Underground & Dark Web Chatter (Moderate): The sector represented 4.9% of chatter, ranking 8th overall. Breach-related mentions rose sharply to 516, highlighting healthcare’s continued appeal due to the value of patient records. Data leaks remained stable but persistent, reinforcing constant exposure. Ransomware chatter stayed consistently high, while claimed hacks declined, suggesting a shift toward private extortion or resale. DDoS and hacktivism mentions decreased, showing reduced focus on disruption and ideology. Web exploit chatter spiked mid-period, then dropped, suggesting short-lived exploitation of the healthcare web app.
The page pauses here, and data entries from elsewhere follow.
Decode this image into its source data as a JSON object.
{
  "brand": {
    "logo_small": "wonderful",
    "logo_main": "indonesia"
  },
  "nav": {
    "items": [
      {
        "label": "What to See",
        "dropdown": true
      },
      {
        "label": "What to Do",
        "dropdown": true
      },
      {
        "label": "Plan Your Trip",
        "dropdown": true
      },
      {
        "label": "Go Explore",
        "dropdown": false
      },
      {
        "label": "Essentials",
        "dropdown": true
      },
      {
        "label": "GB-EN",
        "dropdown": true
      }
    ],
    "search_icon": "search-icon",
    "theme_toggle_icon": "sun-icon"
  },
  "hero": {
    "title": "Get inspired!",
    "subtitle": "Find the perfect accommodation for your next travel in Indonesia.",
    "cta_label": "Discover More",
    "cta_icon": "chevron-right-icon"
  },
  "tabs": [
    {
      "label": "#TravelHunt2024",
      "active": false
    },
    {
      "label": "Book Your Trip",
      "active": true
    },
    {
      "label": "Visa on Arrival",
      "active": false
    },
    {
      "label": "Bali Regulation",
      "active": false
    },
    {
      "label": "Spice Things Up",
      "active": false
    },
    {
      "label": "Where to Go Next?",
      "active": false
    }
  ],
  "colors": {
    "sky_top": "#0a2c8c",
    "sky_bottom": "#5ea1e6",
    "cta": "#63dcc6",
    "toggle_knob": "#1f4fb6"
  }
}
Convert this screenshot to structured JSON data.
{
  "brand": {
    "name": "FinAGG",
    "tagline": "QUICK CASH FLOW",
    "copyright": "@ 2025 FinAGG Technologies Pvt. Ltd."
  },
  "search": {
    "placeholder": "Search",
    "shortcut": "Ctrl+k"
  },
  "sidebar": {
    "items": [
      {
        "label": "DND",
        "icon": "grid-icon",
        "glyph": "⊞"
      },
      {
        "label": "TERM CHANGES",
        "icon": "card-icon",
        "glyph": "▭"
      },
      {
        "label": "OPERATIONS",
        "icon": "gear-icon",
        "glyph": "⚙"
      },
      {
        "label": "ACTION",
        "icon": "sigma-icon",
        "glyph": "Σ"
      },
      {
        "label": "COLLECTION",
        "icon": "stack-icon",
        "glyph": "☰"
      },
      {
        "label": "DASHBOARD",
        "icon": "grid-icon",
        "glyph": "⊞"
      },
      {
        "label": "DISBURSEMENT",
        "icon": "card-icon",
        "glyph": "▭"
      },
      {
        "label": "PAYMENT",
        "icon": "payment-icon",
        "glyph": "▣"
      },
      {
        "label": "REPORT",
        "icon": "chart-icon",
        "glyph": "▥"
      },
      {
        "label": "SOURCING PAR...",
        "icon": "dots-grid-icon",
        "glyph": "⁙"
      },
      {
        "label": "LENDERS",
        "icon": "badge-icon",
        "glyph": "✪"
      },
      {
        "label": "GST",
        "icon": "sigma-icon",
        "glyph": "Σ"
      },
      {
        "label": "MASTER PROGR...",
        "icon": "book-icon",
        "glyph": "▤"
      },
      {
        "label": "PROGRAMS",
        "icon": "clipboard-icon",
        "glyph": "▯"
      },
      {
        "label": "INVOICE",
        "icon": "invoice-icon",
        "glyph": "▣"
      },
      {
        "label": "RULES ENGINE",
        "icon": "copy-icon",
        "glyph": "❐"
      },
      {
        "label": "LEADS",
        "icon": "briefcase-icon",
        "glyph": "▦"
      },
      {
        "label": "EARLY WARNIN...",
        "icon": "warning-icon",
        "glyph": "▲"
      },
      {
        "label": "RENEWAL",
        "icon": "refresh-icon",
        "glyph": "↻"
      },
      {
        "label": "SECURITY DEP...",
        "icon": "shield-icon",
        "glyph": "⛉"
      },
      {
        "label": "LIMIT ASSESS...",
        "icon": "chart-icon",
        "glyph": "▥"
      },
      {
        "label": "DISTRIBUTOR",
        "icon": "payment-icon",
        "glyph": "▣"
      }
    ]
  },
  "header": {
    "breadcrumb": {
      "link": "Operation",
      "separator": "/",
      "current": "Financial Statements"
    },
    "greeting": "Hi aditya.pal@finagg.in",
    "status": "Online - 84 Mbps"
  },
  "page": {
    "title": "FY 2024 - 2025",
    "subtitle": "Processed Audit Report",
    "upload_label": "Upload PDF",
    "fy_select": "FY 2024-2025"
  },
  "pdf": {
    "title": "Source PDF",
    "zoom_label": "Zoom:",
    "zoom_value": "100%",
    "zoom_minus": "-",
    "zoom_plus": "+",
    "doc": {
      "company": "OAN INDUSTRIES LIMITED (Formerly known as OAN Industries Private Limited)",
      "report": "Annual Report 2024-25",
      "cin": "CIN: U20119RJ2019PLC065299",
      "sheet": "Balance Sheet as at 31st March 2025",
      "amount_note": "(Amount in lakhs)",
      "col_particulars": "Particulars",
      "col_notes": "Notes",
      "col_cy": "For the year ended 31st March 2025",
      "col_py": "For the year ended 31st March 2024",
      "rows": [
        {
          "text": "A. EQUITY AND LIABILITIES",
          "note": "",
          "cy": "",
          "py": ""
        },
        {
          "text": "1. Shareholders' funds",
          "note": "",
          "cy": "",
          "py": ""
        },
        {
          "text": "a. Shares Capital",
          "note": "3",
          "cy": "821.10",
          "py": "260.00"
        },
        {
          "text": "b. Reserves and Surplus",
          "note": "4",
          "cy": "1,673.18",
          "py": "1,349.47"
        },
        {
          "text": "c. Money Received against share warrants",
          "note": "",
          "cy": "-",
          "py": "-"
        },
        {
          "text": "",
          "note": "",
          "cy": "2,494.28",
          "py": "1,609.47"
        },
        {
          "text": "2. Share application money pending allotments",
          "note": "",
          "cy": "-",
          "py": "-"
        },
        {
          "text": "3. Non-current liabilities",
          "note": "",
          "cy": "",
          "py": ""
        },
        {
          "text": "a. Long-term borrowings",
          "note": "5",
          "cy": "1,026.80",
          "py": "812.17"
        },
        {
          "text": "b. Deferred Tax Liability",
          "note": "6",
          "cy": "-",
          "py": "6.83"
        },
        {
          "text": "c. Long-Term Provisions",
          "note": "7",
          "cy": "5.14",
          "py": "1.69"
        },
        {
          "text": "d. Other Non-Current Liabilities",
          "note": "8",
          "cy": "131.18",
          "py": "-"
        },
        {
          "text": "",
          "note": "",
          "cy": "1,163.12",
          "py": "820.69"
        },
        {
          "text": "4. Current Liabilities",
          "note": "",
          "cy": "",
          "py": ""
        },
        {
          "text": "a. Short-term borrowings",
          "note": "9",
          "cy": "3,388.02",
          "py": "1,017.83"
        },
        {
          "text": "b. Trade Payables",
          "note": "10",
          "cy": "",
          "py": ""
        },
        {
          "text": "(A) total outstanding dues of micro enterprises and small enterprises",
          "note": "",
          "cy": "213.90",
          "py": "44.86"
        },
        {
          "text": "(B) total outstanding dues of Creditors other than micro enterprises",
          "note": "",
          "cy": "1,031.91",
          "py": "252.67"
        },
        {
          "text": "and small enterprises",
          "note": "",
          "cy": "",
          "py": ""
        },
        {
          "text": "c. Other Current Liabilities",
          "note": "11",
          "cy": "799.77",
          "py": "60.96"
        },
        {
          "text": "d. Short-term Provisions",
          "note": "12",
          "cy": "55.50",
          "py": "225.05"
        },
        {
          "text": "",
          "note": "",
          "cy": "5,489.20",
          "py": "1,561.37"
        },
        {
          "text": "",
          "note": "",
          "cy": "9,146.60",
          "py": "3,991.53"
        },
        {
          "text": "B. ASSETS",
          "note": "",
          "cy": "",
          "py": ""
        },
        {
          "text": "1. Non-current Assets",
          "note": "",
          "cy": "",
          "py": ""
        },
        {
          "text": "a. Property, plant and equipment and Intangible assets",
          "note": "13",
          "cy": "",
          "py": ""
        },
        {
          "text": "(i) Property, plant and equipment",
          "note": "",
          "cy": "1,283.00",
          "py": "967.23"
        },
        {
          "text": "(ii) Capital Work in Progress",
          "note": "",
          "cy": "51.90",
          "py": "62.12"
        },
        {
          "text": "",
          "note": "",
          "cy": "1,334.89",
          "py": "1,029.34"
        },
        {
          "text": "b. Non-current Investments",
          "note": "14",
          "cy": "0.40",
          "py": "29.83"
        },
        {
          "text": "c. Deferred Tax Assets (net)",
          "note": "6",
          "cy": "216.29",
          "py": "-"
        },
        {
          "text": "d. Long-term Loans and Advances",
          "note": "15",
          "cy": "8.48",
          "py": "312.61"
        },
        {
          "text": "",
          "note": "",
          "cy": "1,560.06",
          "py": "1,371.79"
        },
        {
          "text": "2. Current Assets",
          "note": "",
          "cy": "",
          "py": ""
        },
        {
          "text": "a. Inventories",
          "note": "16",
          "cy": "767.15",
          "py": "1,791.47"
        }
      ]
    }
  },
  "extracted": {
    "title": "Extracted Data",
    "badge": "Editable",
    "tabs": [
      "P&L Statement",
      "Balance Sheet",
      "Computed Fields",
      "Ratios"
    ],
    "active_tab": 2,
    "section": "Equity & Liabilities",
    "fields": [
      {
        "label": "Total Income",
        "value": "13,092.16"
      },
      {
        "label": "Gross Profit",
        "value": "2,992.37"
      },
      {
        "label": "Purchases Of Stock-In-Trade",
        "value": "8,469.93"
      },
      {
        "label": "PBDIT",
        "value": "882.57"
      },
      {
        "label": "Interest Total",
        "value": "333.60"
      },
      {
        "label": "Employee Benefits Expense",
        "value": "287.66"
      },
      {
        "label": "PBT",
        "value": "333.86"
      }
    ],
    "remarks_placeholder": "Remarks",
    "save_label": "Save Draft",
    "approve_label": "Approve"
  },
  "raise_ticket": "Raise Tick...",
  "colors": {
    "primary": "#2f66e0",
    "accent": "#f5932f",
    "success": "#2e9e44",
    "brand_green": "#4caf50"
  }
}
Vulnerabilities (Moderate): Healthcare accounted for 5.1% of vulnerabilities, ranking 5th. RCE reports steadily grew, showing increased discovery of high-impact flaws. Injection attacks spiked mid-period but remain a concern. XSS remained moderate, while memory vulnerabilities rose, likely tied to legacy systems and embedded devices. Privilege escalation and information disclosure issues have increased recently, signaling weak access control and occasional exposure of sensitive data. Overall, vulnerabilities reflect both systemic flaws in healthcare IT and risks tied to aging infrastructure.
Ransomware (Moderate*): Healthcare ranked 5th for ransomware, recording 128 victims (+3.2% from the previous period). Share of all victims rose to 8.8%. Activity was stable, with small peaks in June–July. Attacks are highly concentrated in the *USA, which alone accounted for 60% of victims. Qilin led activity with 18 cases, while groups like Worldleaks and Killsec showed disproportionately high shares, indicating healthcare as a priority. Smaller gangs such as Cephalus and Nova exclusively targeted healthcare in many of their incidents. In total, 27 countries recorded victims, though the USA dominates the threat landscape.